Langkahnya ia bawa mendekat pada Rahsya yang masih enggan untuk membuka kedua matanya. Wajah anak itu sangat pucat ditambah ada beberapa lebam yang juga menghiasi paras tampan adeknya, pun ventilator yang tertancap pada mulutnya .
"dek" tangan Al terangkat untuk mengusap pelan kening adeknya. Bahkan gerakannya sangat pelan dan penuh kehati-hatian. Takut bila kasar sedikit saja akan membuat adeknya merasakan sakit.
"Bangun dek, maaf gara-gara kakak. Adek jadi gini" untuk kesekian kalinya air mata Al tak dapat dibendung lagi agar tidak keluar.
Ia menyesal kalau saja waktu itu dirinya tidak berlatih basket dahulu, mungkin adeknya tidak akan diculik dan berakhir seperti ini. Dan kalah saja dirinya bisa datang lebih awal untuk menyelamatkan Rahsya, mungkin keadaan anak itu tak separah ini.

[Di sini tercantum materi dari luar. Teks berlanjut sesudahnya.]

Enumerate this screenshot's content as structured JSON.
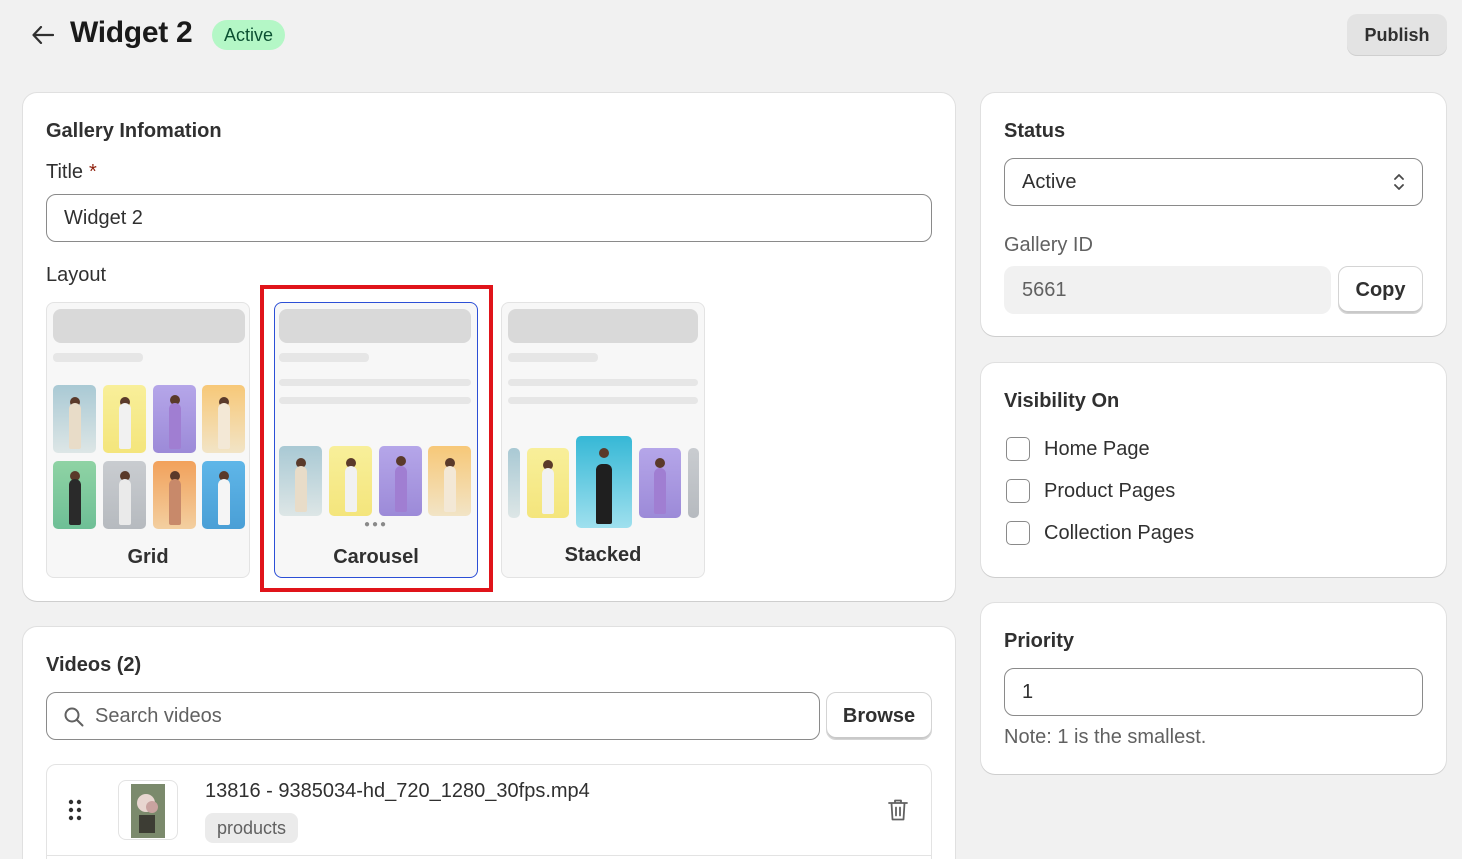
{
  "header": {
    "title": "Widget 2",
    "status_badge": "Active",
    "publish_label": "Publish"
  },
  "gallery_info": {
    "card_title": "Gallery Infomation",
    "title_label": "Title",
    "required_mark": "*",
    "title_value": "Widget 2",
    "layout_label": "Layout",
    "layouts": [
      {
        "label": "Grid",
        "selected": false
      },
      {
        "label": "Carousel",
        "selected": true
      },
      {
        "label": "Stacked",
        "selected": false
      }
    ]
  },
  "status": {
    "card_title": "Status",
    "selected": "Active",
    "gallery_id_label": "Gallery ID",
    "gallery_id": "5661",
    "copy_label": "Copy"
  },
  "visibility": {
    "card_title": "Visibility On",
    "options": [
      {
        "label": "Home Page",
        "checked": false
      },
      {
        "label": "Product Pages",
        "checked": false
      },
      {
        "label": "Collection Pages",
        "checked": false
      }
    ]
  },
  "priority": {
    "card_title": "Priority",
    "value": "1",
    "note": "Note: 1 is the smallest."
  },
  "videos": {
    "card_title": "Videos (2)",
    "search_placeholder": "Search videos",
    "browse_label": "Browse",
    "items": [
      {
        "filename": "13816 - 9385034-hd_720_1280_30fps.mp4",
        "tag": "products"
      }
    ]
  },
  "colors": {
    "accent_selected": "#2c4fd6",
    "highlight": "#e0141a",
    "badge_bg": "#b4f7c6",
    "badge_text": "#0c5132"
  },
  "icons": [
    "arrow-left-icon",
    "select-caret-icon",
    "search-icon",
    "drag-handle-icon",
    "trash-icon"
  ]
}
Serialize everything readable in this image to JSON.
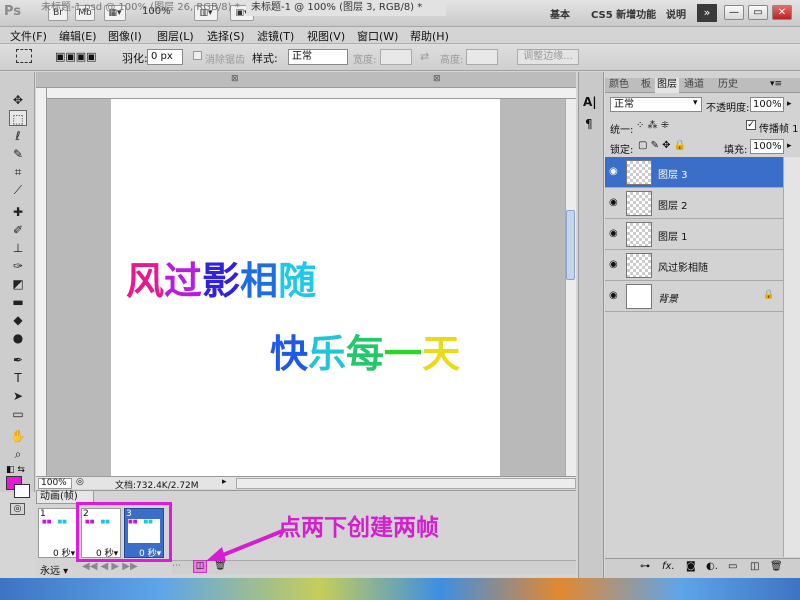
{
  "titlebar": {
    "logo": "Ps",
    "btn_br": "Br",
    "btn_mb": "Mb",
    "zoom": "100%",
    "workspace_essentials": "基本",
    "workspace_new": "CS5 新增功能",
    "help": "说明",
    "expand": "»",
    "minimize": "—",
    "restore": "▭",
    "close": "✕"
  },
  "menu": [
    "文件(F)",
    "编辑(E)",
    "图像(I)",
    "图层(L)",
    "选择(S)",
    "滤镜(T)",
    "视图(V)",
    "窗口(W)",
    "帮助(H)"
  ],
  "options": {
    "feather_label": "羽化:",
    "feather_value": "0 px",
    "antialias_label": "消除锯齿",
    "style_label": "样式:",
    "style_value": "正常",
    "width_label": "宽度:",
    "height_label": "高度:",
    "refine_edge": "调整边缘..."
  },
  "doc_tabs": [
    "未标题-1.psd @ 100% (图层 26, RGB/8) *",
    "未标题-1 @ 100% (图层 3, RGB/8) *"
  ],
  "canvas": {
    "line1": [
      "风",
      "过",
      "影",
      "相",
      "随"
    ],
    "line2": [
      "快",
      "乐",
      "每",
      "一",
      "天"
    ]
  },
  "status": {
    "zoom": "100%",
    "doc_info": "文档:732.4K/2.72M"
  },
  "animation": {
    "tab_label": "动画(帧)",
    "frames": [
      {
        "num": "1",
        "delay": "0 秒▾"
      },
      {
        "num": "2",
        "delay": "0 秒▾"
      },
      {
        "num": "3",
        "delay": "0 秒▾"
      }
    ],
    "loop": "永远 ▾",
    "annotation": "点两下创建两帧"
  },
  "layers_panel": {
    "tabs": [
      "颜",
      "色",
      "板",
      "图层",
      "通",
      "道",
      "历",
      "史"
    ],
    "blend_mode": "正常",
    "opacity_label": "不透明度:",
    "opacity_value": "100%",
    "unify_label": "统一:",
    "propagate_label": "传播帧 1",
    "lock_label": "锁定:",
    "fill_label": "填充:",
    "fill_value": "100%",
    "layers": [
      {
        "name": "图层 3",
        "selected": true
      },
      {
        "name": "图层 2",
        "selected": false
      },
      {
        "name": "图层 1",
        "selected": false
      },
      {
        "name": "风过影相随",
        "selected": false
      },
      {
        "name": "背景",
        "selected": false
      }
    ]
  },
  "colors": {
    "foreground": "#e619d8",
    "background": "#ffffff",
    "selection": "#3b6ec9",
    "annotation": "#d41fd0"
  }
}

Tangannya menggenggam jemari Rahsya yang entah mengapa terasa sangat dingin. Ia eratkan genggaman itu berharap dengan cara tersebut, adeknya bisa merasakan kehangatan dari tubuhnya.
"Dek, maaf. Maafin kakak, tapi please ayo bangun. Jangan kayak gini" tutur Al lembut dengan sebelah tangan yang mengelus pipi putih kemerah-merahannya.
"Ini pasti sakit ya? Maafin kakak ya dek, kakak telat nolongin adek tadi".
Pemuda itu masih saja mengajak sosok yang terbaring lemah itu berbicara. Meskipun adeknya tidak merespon sedikitpun, ia tidak henti-hentinya berucap agar adeknya dapay bangun dari komanya.
Hingga beberapa saat, terlihat orang tuanya memasuki ruangan itu. Bunda langsung mendekap tubuh Al yang tengah duduk di samping brankar.
"Bun... Maafin kakak".
Wanita itu menggeleng dengan air mata yang mengalir terus.
"Gak, kakak gak salah. Ini udah takdir dari Allah sayang." Balasnya lantas menatap kedua mata anak sulungnya yang tampak merah.
Lalu Ayah membawa keduanya itu masuk kedalam pelukannya. Ia sebagai kepala rumah tangga harus lebih kuat dari yang lainnya. Jika ia terlihat lemah, kamu siapa yang akan menguatkan orang-orang disekelilingnya.
"Ayah yakin adek pasti baik-baik saja".